Мать Гиффорда в первом ряду гостей украдкой промокнула глаза платком, а маленькая девочка прикрыла рот рукой, чтобы не захихикать. Лицо Эдуарда оставалось неподвижным, как у древнего стоика, он лишь теребил в руках запятнанный кровью платок.
Гиффорд приподнял влажную от пота руку невесты и с усилием насадил ей на палец кольцо.
– Принимаю тебя всем сердцем, – глухо прохрипела она в свою очередь. – Клянусь тебе в вечной преданности. Обещаю любить тебя, обо всем с тобой советоваться, быть верной и сделать тебя самым счастливым мужчиной на свете.
В первоначальном варианте обета, предложенном ее матерью, фигурировало выражение «быть тебе послушной женой», но на это она пойти никак не могла. Достаточно и того, что Джейн согласилась оставить слово «любить» вместо какого-нибудь «испытывать теплые чувства», как ей хотелось бы, но «быть послушной» она определенно не могла. Да, она станет советоваться с ним, принимая важные решения. Вероятно, даже попытается сделать его счастливым, если только он будет вести себя благоразумно.
– Сильный ветер – не более чем робкий вздох по сравнению с моей любовью к тебе, а вся вода в океане – всего лишь капля. Мудрость твоя станет мне опорой в делах и мыслях. Я глуха к зову любых соблазнов. Счастье твое – моя путеводная звезда.
Она взяла его руку и неловким движением натянула кольцо на его палец.
– Вручаю себя тебе. – И в страшном сне не могла она себе представить, что когда-нибудь произнесет такие слова.
– А я принимаю. – По крайней мере, вид у него был не менее несчастный, чем у нее.
Сиял, как начищенный медяк, один священник.
– Если кому-нибудь известно нечто, могущее воспрепятствовать этому союзу, пусть говорит сейчас.
Ну,
– Тогда, – объявил священник, – объявляю вас мужем и женой. Можете поцеловать друг друга.
Джейн крепко зажмурила глаза и вся обратилась в ожидание. Долгие секунды, словно камни, падали одна за другою в вечность, пока наконец она не ощутила теплого прикосновения к подбородку и легкого толчка, поднявшего ее голову вверх (перед этим Джейн стояла, уставившись на носки своих туфель). И затем сразу – поцелуй. Не более чем простое прикосновение его губ к ее губам, столь мимолетное, что, казалось, его вовсе и не было. Но гости уже разразились приветственными возгласами, Гиффорд обернулся лицом к публике, глаза Эдуарда сияли, лицо леди Фрэнсис осветилось торжествующей улыбкой, а девочка, сидевшая с родителями молодожена, бросилась целовать свою куклу.

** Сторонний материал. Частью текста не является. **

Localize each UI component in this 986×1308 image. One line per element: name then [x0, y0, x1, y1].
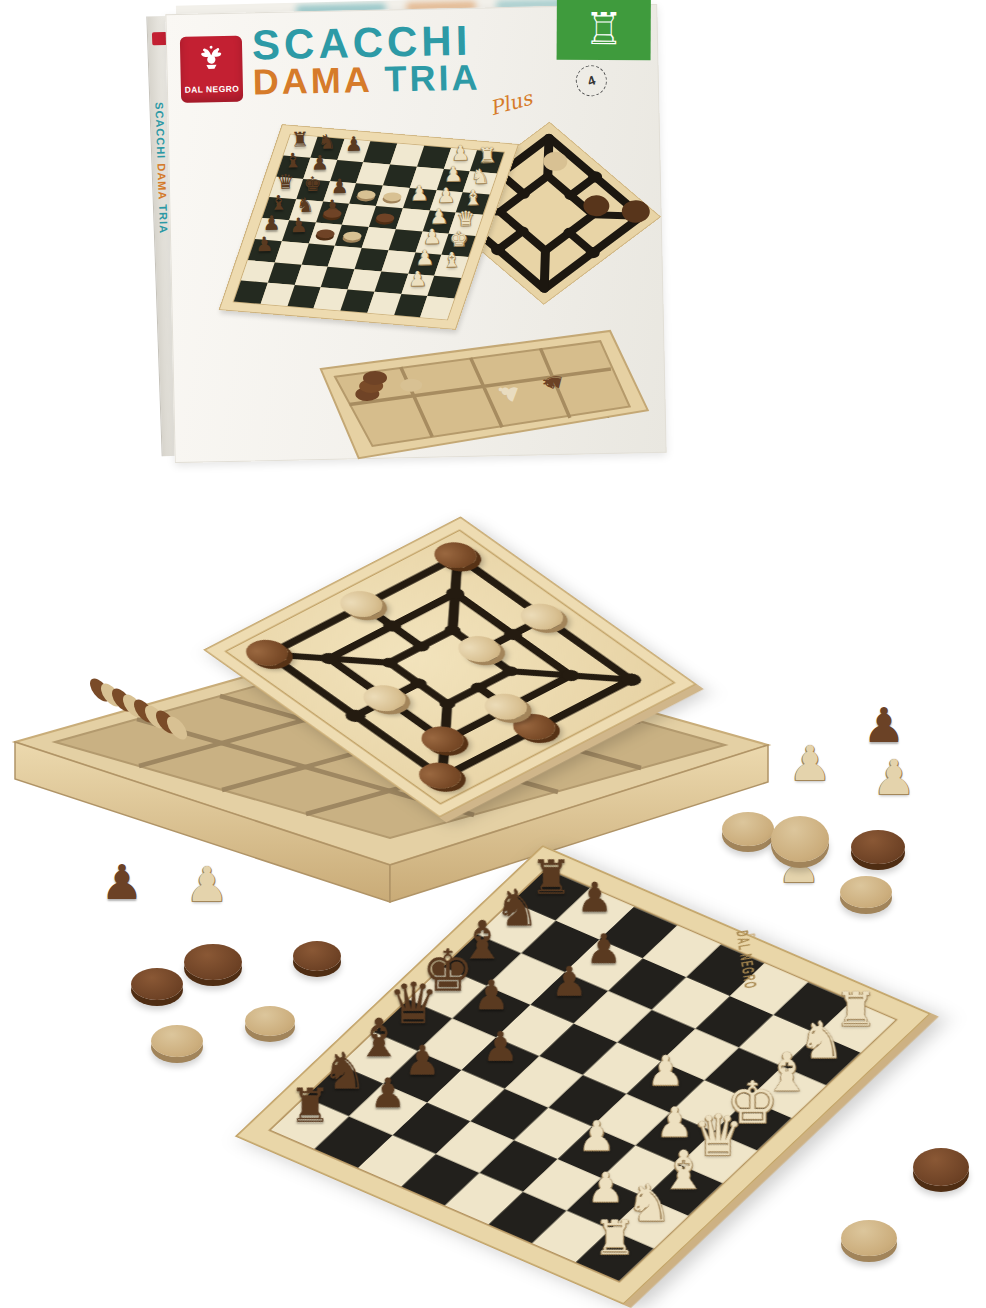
scattered-light-pawn[interactable]: ♟ — [185, 860, 228, 908]
scattered-light-pawn[interactable]: ♟ — [788, 739, 831, 787]
scattered-light-pawn[interactable]: ♟ — [872, 753, 915, 801]
scattered-light-checker-disc[interactable] — [151, 1025, 203, 1057]
scattered-light-checker-disc[interactable] — [840, 876, 892, 908]
scattered-dark-checker-disc[interactable] — [131, 968, 183, 1000]
scattered-dark-pawn[interactable]: ♟ — [100, 858, 143, 906]
scattered-light-checker-disc[interactable] — [245, 1006, 295, 1036]
scattered-light-checker-disc[interactable] — [771, 816, 829, 862]
scattered-dark-pawn[interactable]: ♟ — [862, 701, 905, 749]
scattered-light-checker-disc[interactable] — [841, 1220, 897, 1256]
scattered-pieces-layer: ♟♟♟♟♟♟ — [0, 0, 986, 1308]
scattered-dark-checker-disc[interactable] — [293, 941, 341, 971]
product-photo-canvas: SCACCHI DAMA TRIA DAL NEGRO SCACCHI DAMA… — [0, 0, 986, 1308]
scattered-dark-checker-disc[interactable] — [184, 944, 242, 980]
scattered-dark-checker-disc[interactable] — [913, 1148, 969, 1186]
scattered-dark-checker-disc[interactable] — [851, 830, 905, 864]
scattered-light-checker-disc[interactable] — [722, 812, 774, 846]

– Теперь остается пережить пир. – Голос Гиффорда прозвучал тихо, еле прошелестел, можно сказать, и, вероятно, даже не ей лично эти слова предназначались, но все же они оказались первыми, сказанными между ними один на один в этой жизни.
– Наверняка какая-нибудь пышногрудая девица-подавальщица поможет вам скоротать досуг, – брякнула она первое, что пришло ей в голову, не думая.
Гиффорд холодно встретил ее взгляд.
– Наверное, и для вас найдется книжка, чтобы было куда уткнуться.
Они вместе двинулись назад по проходу, вслед за ними шествовала вся праздничная толпа, и последний уголек надежды в ее душе, вспыхнув, потух навсегда. Муж оказался не так ужасен, как она ожидала, и вот теперь ей придется провести бок о бок с ним остаток жизни.
Вдруг весь этот остаток жизни, с супружеским ложем и выводком детей, встречи с мужем – только когда они сугубо необходимы – ясно предстал перед ее глазами. И показался ей невыносимо, непредставимо долгим.